The sixgill sawshark, Pliotrema warreni is a sawshark of the family Pristiophoridae. Unlike other sawsharks, the barbs on this shark's rostrum continue onto the sides of the head. Its barbels are also closer to its mouth than in other species. At maximum, females can reach over 136 cm long, and males can reach over 112 cm long.

==Range and habitat==
The sixgill sawshark is found in the temperate and subtropical waters of the western Indian Ocean between latitudes 23° S and 37° S, at depths of between 37 and 500 m. This shark lives in the benthic and benthopelagic zones of the continental shelf. Adults are partially segregated from juveniles, as they naturally tend to aggregate at lower depths.

==Behavior==
Using their sensitive barbels and electric sense, sixgill sawsharks are able to find their prey and then incapacitate them with their rostrum.

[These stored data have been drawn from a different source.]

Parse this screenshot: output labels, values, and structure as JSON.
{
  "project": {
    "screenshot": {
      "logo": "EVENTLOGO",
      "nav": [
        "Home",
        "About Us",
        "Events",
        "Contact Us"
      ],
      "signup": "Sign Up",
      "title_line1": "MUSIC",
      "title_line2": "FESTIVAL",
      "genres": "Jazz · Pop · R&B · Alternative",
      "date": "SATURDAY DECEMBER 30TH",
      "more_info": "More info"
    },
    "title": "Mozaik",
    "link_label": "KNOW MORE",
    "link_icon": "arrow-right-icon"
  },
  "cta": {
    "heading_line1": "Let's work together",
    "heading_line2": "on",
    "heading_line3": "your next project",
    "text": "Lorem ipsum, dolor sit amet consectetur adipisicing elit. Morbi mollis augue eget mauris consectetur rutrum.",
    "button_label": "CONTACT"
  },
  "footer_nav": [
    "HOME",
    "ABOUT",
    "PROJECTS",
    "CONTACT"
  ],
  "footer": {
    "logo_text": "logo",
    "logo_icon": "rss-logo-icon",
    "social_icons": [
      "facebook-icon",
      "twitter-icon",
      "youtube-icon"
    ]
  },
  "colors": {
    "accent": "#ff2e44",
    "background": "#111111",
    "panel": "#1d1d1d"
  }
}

Their known diet includes small fish, crustaceans, and squids. The only observed predator of the sixgill sawshark is the tiger shark, though it is likely other large sharks predate this species. These sharks, like other sawsharks, are ovoviviparous. They are thought to breed annually, giving birth to around five to seven pups per litter. It is possible that they come to inshore pupping grounds to give birth. The pups are around 35 cm at birth, and they later mature at around 83 cm if they are male, and around 110 cm if they are female.

==Conservation==
The sixgill sawshark is listed as Least Concern by the IUCN Red List. Though they are not sought after in any market, they are frequently caught as by-catch and disposed. Because of their deep habitat, sixgill sawsharks are not considered a threat to people.